Space and time are intimately related. Having the right time is essential for the Gran Telescopio CANARIAS. With it we will know the position of the stars at any particular moment, so that the telescope can be pointed in the right direction at the right time.

The earth rotates both on its axis and around the sun. This means that we need to combine information about space and time. On the other hand, if we want to observe a star and we do not point the instrument in the right direction at the right time we may find that it is no longer in our line of vision. That is why the GTC has GPS to provide it with the information it needs.


Its full name is "NAVSTAR Satellite GPS". It is a system developed by the United States Department of Defence, which currently manages it, although other similar systems like the Russian GLONASS and European Galileo are in development.

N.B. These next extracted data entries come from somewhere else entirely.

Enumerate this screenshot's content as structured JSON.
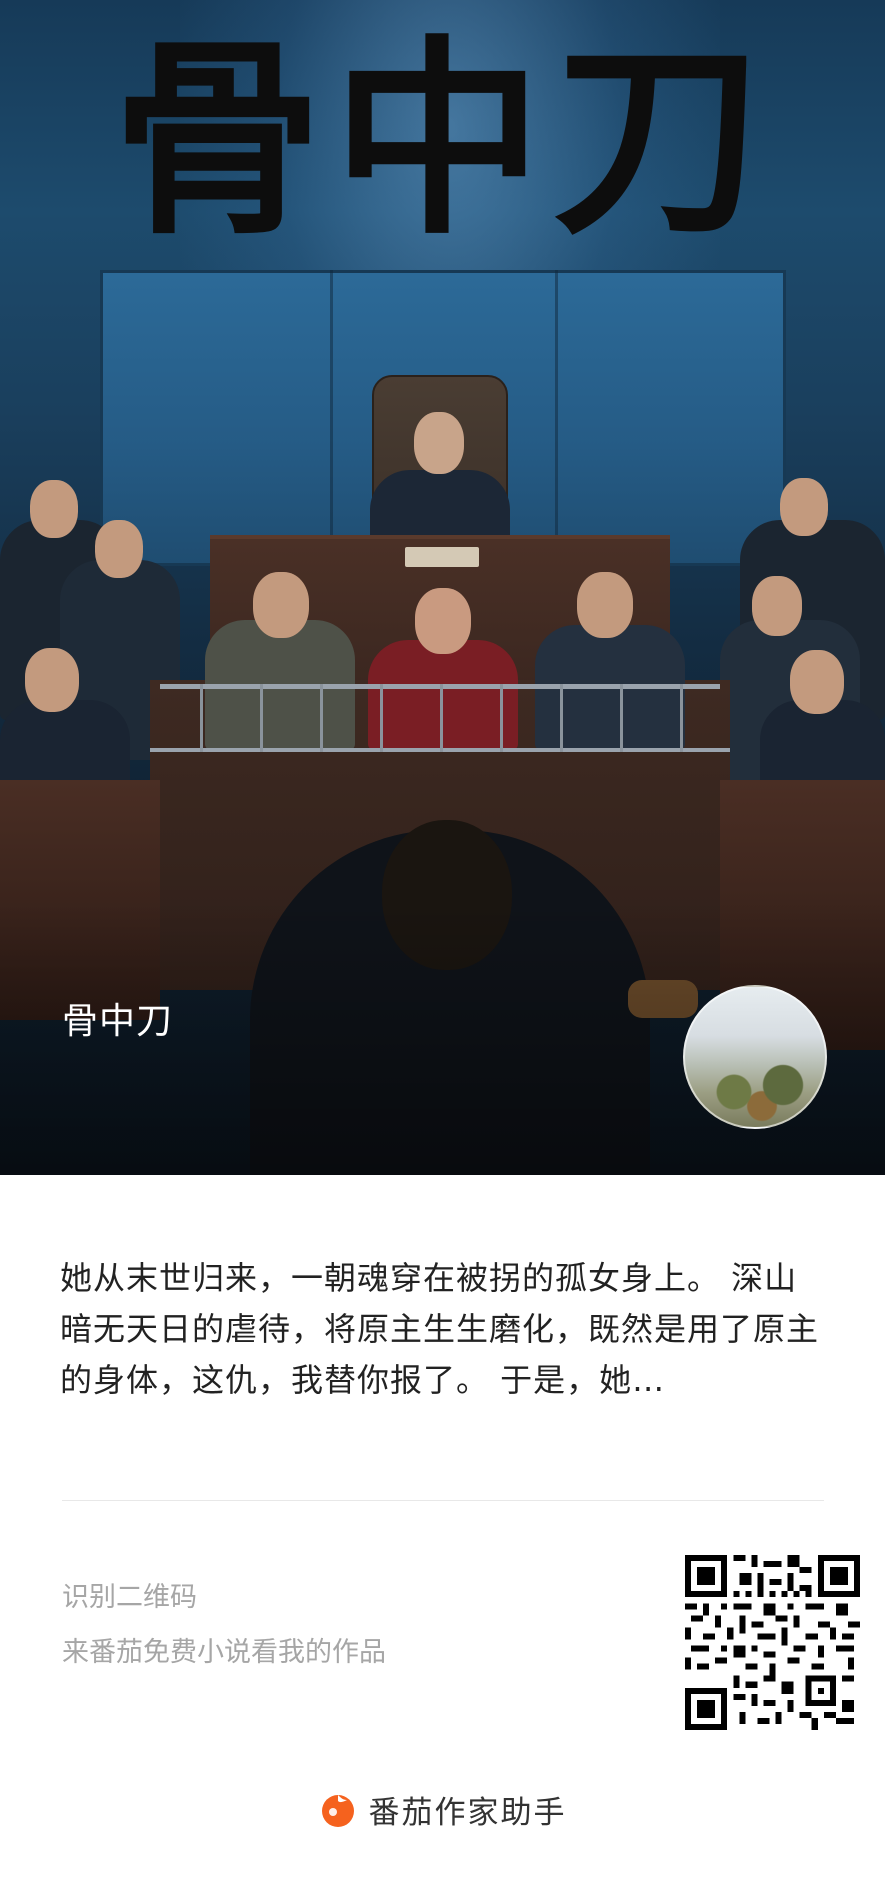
{
  "cover": {
    "title_art": "骨中刀",
    "book_name": "骨中刀"
  },
  "description": "她从末世归来，一朝魂穿在被拐的孤女身上。 深山暗无天日的虐待，将原主生生磨化，既然是用了原主的身体，这仇，我替你报了。 于是，她…",
  "qr": {
    "caption_line1": "识别二维码",
    "caption_line2": "来番茄免费小说看我的作品"
  },
  "footer": {
    "brand_name": "番茄作家助手",
    "brand_color": "#f5621e"
  }
}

The Global Satellite Navigation System operates using a group of satellites in orbit around the earth (those of the GPS are around 20,200 kilometres from earth whilst the GLONASS satellites are 19,100 kilometres away) which together with base stations give us information about the position of an object, vehicle or person located anywhere on the planet - on the ground, at sea or in the air.

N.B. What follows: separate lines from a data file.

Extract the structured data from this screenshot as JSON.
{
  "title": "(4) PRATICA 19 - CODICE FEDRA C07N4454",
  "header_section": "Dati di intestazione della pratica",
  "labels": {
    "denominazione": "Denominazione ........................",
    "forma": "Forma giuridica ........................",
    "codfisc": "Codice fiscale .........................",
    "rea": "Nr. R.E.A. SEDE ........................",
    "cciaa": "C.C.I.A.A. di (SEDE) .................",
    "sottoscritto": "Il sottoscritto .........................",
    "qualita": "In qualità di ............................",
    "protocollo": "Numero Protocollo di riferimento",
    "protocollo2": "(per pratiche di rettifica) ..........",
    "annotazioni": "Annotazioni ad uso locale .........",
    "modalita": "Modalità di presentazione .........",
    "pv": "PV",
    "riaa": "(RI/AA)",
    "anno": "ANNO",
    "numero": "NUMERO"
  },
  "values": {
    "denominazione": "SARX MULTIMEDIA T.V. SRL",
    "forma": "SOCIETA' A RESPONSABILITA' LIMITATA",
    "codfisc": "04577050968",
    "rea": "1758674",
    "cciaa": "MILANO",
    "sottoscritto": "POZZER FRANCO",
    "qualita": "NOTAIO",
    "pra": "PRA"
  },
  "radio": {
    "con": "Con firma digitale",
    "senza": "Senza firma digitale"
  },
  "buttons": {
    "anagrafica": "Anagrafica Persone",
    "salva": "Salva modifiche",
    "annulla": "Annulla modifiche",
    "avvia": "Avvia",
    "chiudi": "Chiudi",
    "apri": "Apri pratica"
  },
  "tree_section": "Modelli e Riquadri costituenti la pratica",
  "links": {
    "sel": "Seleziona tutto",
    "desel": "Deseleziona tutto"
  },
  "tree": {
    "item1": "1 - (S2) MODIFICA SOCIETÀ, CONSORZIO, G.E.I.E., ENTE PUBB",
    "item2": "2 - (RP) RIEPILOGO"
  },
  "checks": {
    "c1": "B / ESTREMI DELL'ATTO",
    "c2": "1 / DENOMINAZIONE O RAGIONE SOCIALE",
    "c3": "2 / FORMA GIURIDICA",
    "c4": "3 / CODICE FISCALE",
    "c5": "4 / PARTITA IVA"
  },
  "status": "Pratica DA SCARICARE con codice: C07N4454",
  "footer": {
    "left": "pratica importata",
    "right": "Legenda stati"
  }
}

It is accurate to within a few metres (or a few centimetres for some systems like differential GPS). The Russian and American systems each have 24 satellites in orbit (21 plus three spares), powered by solar energy.

The GPS devices that we can buy are receivers.

When the system is asked to locate an object, it uses at least four of the satellites in the network. These send a position and time - each one is fitted with an atomic clock which gives the time accurate to within a few microseconds (UTC, Universal Time Coordinated).

Distance is calculated by measuring the time data takes to arrive from a satellite. Using triangulation, the position of the satellites relative to each other and to the object or location requiring identification can be worked out.

This information is vital for the Gran Telescopio CANARIAS (GTC) this information is vital. Why?

It is important to have the right time as with it we will know the position of the stars at any given moment. The GTC has a GPS receiver and an antenna, which also functions as a "time server", an instrument that synchronises all of the clocks on the system. The antenna receives a signal from the satellites, which is processed by the time server to give the time and then relayed throughout the control system using a protocol called NTP (Network Time Protocol). This process keeps all of the computers in the control system, and especially those used to point the telescope, synchronised to within 1 millisecond. If greater accuracy is needed for particular applications, a special network can be created to transmit the GPS signal much more quickly to the computers that need to be synchronised. Nothing escapes us: we are controlling time.

- Galileo

Key words:

TRIANGULATION: By calculating the angle between each of three points (in this case signals from satellites) and the location from which we are measuring, the position of the object in relation to the three satellites can be determined.